Three-phase Inverter with Fuzzy Logic Control (FLC) based Maximum Power Point Tracking (MPPT) technique for Grid Connected Photovoltaic (GCPV) System

Abstract

The performance of the Photovoltaic (PV) System is dependent upon the environment conditions due to the variation of the solar irradiance and cell temperature. This affects the quality of the output voltage that is generated by the photovoltaic modules. To overcome these challenges, an artificial intelligence approach is implemented into the system. The objective of the proposed work is to develop a boost converter to control the output power generated by the photovoltaic modules by increasing the output power. In order to adjust power factor and power for a three-phase grid inverter system, the boost converter is integrated with a three-phase inverter that uses the Pulse Width Modulation (PWM) control approach.
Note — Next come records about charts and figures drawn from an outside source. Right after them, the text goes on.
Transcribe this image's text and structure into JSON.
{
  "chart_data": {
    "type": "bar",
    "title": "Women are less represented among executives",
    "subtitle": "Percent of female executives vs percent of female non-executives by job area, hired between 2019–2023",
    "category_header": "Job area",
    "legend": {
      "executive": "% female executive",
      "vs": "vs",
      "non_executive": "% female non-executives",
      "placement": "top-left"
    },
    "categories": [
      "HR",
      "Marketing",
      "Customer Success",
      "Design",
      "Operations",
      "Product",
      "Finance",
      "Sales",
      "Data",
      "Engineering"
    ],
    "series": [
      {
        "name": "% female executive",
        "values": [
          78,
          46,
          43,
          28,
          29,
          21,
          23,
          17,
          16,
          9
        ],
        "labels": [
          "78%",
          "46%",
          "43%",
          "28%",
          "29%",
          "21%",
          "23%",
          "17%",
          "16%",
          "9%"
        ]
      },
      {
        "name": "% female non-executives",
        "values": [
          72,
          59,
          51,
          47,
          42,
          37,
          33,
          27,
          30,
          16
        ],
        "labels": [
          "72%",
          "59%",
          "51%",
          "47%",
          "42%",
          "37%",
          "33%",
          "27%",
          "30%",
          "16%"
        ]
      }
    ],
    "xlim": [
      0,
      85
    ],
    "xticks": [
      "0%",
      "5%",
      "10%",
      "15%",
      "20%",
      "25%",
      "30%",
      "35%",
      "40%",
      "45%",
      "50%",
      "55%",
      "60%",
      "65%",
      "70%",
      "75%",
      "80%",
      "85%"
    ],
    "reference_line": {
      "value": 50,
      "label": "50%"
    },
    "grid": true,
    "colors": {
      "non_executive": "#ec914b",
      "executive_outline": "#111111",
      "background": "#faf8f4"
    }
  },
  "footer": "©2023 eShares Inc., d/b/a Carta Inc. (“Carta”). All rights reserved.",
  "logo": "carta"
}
Since it's the most important component of any grid-connected system and enables the source generated to feed into the grid, it evolved to control power to the grid. Therefore, the three-phase inverter with PWM control is proposed to optimize the performance of the PV system. A Fuzzy Logic Control (FLC) is implemented in the system as an artificial intelligence alternative for a PV system that works rapidly, accurately, and efficiently to track the Maximum Power Point (MPP) under varying weather conditions and solar irradiation. By using the FLC, the constraints that come from conventional technologies could be improved and a better grid-connected photovoltaic system be provided. The proposed PV system is modelled and simulated in MATLAB/Simulink. The simulations results are presented.